Some remarks regarding the implementation of a new address-book:
Quoting ACS's address-book documentation:
"This module, which contains nothing remotely fancy, has lots of room for
improvement, for instance, categorization of people (personal vs. business) or other ways
of browsing records. It also should have ways to share records in the standard ACS way:
public, group, and private ownership."
As a matter of fact, a first data model has been created for a 'fancy' address book. (For
the moment, this exists only in M$ Access format (sorry).) In the first place, it is
capable of distinguishing between persons and organizations. This is done through the
table 'relations'. Secondly, it can distinguish between roles that these relations can
play (which may overlap).
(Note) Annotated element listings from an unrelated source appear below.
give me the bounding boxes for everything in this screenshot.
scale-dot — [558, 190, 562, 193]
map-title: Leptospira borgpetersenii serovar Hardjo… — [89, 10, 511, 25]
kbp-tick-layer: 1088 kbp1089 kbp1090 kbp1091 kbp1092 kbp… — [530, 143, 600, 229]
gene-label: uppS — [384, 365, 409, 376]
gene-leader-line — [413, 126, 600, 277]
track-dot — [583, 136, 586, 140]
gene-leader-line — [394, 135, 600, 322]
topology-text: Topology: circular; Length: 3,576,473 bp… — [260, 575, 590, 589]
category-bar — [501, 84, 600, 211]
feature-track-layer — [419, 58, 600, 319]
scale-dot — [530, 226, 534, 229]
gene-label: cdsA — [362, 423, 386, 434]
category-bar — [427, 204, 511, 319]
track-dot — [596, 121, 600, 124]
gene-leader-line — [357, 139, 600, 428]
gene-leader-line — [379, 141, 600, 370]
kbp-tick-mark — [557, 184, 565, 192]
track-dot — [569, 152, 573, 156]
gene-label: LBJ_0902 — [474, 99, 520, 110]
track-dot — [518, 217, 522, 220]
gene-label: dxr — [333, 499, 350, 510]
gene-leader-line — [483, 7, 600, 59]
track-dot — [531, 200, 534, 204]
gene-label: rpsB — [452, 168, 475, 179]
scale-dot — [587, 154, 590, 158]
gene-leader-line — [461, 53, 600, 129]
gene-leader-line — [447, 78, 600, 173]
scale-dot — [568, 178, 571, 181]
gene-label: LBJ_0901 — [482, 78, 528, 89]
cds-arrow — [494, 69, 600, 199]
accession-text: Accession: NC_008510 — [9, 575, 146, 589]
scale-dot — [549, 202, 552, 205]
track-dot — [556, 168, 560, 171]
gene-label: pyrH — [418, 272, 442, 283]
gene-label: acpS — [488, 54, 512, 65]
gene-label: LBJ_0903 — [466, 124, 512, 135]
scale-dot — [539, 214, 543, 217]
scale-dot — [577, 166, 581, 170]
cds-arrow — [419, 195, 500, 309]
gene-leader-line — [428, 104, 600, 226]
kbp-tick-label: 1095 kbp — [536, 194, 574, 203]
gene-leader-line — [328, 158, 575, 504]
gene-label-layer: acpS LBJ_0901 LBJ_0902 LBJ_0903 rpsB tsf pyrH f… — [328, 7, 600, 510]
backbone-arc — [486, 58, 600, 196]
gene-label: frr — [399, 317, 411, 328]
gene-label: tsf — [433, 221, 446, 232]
E.g. customers, vendors, employees. Thirdly, address and
telephone data is maintained through the Relations Table. The Relations Table is linked to the
following tables:
e-mail addresses
website addresses
visiting addresses
mail addresses
home phone numbers
work phone numbers
mobile phone numbers
home fax numbers
work fax numbers
Because of this structure, there is no restriction to the amount of e-mail addresses
that the database can contain, since the database is fully normalized. Integrity is
maintained up to a certain level.
If anyone is interested in the model, please e-mail
me. I will present the data-model here
next week (so it will be accessible by anybody). Information about it can be found here.
Is there anybody around capable of porting a model like this to SQL and TCL? I guess an
address-book like this is a valuable enhancement of existing functionality.